The 3,200-megapixel LSST camera is readied for transport to the Vera C. Rubin Observatory in Chile to help learn more about the universe and how dark matter and dark energy might affect it. Photo courtesy of Jacqueline Ramseyer Orrell/SLAC National Accelerator Laboratory/UPI

April 3 (UPI) -- Scientists have big expectations for a really big space camera.

The 3,200-megapixel Legacy Survey of Space and Time camera will reveal what so far has remained unseen and only exists in scientific theory -- dark matter and dark energy.

The U.S. Department of Energy's Office of Science has supported the development of the LSST camera to obtain new insights into how natural forces make the universe what it is.

No device has captured proof of dark matter, but it leaves its mark on the universe by gravitationally affecting how galaxies rotate and it could be five times more abundant than visible matter, according to the DOE in announcing the LSST's debut.

Dark energy, likewise, exists only in a theory that suggests it is what causes the universe to continually accelerate its expansion.
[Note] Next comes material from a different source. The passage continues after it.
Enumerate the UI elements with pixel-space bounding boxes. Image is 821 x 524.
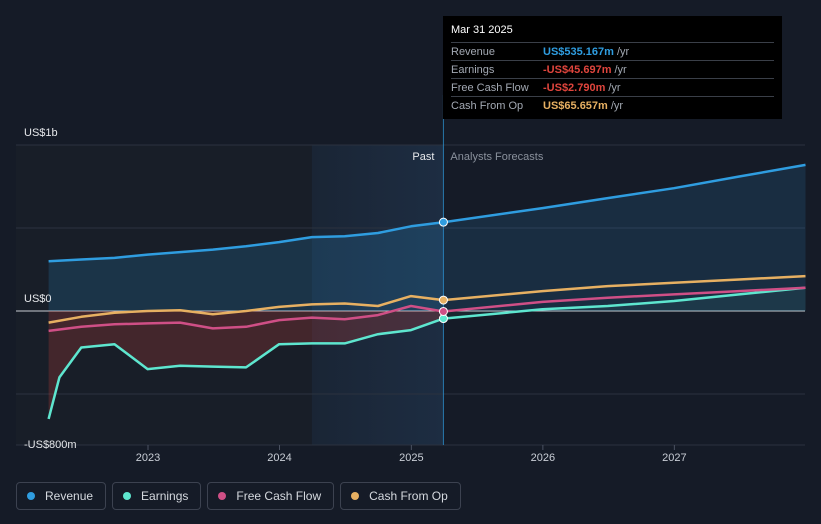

About 95% of the universe's mass-energy is thought to be dark energy and dark matter, which offer theoretical explanations about why stars, planets and galaxies behave the way they do, according to

Dark matter produces no light or energy, which makes it invisible to existing technology. Scientists only have made educated guesses regarding what might be the building blocks of dark matter and dark energy.

The LSST camera will be placed at the Vera C. Rubin Observatory being built in a remote area in Chile. The observatory will be situated near the top of Cerro Pachon more than 8,900 feet above sea level and have an unobstructed view of the Earth's southern skies.

The camera weighs 3 tons, which is the largest ever made for astronomy, and uses the highest resolution camera ever made at 3,200 megapixels.

The camera has three very large lenses, with the largest of them measuring more than 5 feet in diameter. Each lens can open for 15 seconds to take photos of space and switch lenses in five seconds before taking the next photo.

The camera includes six special filters that scientists can change as needed to analyze different types of light, including near-infrared, ultraviolet and visible light, to obtain different types of photographic data.

The extremely high-resolution camera will take highly detailed photos that could detect a golf ball from 15 miles away while taking photographs that capture a section of the nighttime sky that is seven times wider than the full moon.

Two decades of development have gone into designing and building the camera, which will take photos of billions of galaxies and some 37 billion celestial bodies. Scientists will use the camera to create the largest photographic catalog of data in existence.

Scientists at the DOE's SLAC National Accelerator Laboratory led the camera's development and are helping to transport it and place it in the Rubin Observatory in Chile.